Originally released on the artists’ own private press Baobab label in New York, the album is a serious collectors’ piece, a heavyweight and fascinating fusion of deep spiritual jazz with Brazilian and rhythms and melodies. The album has been out of print for nearly 40 years. 

This groundbreaking album is the culmination of Lloyd McNeill’s many years involved with Brazilian musicians and features the great percussionist Nana Vasconcelos alongside fellow Brazilian’s Portinho and Dom Salvador alongside US jazz musicians including bassist Cecil McBee.

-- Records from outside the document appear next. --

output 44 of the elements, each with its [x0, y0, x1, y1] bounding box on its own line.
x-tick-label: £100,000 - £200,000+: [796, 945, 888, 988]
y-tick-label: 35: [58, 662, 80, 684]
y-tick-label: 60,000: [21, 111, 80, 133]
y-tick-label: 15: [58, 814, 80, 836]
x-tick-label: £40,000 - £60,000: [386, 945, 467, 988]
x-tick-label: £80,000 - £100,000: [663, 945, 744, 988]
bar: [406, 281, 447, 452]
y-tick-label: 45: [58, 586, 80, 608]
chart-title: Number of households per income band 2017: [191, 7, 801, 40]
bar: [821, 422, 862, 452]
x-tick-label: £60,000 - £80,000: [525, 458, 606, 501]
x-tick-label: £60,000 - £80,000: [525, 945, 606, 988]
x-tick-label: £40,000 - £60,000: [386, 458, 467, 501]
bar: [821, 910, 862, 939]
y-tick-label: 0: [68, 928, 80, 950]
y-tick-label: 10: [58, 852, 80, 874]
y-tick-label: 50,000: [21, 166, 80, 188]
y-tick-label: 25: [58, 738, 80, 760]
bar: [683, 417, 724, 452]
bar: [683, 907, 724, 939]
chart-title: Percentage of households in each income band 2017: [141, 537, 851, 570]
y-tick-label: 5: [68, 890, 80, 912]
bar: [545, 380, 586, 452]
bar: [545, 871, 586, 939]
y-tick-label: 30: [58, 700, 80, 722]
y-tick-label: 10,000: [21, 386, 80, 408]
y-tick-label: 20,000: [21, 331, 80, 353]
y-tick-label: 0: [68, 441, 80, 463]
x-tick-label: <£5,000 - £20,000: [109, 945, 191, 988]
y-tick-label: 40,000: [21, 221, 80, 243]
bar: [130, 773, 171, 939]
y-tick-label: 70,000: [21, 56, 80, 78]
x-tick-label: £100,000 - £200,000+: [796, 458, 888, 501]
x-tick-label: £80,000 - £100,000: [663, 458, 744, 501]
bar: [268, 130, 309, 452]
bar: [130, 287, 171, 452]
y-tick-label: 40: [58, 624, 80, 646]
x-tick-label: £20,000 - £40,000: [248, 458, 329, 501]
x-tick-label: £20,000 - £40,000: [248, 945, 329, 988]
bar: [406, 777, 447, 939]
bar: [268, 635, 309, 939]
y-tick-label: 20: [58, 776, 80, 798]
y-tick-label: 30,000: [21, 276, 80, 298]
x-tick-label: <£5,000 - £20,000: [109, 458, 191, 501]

McNeill grew up during the era of the Civil Rights Movement in the 1960s and his life and work is a reflection of those ideals. All of his music was only ever released on his own private-press record label, echoing the Civil Rights and African-American themes of the era - black economic empowerment and self-sufficiency – and there is a beautiful spirituality in all his music.

In the late 1960s McNeill became teacher of both jazz and painting at the New Thing Art and Architecture Center in Washington and in 1969 was the first African-American professor hired to teach African-American Music History, at Rutgers University.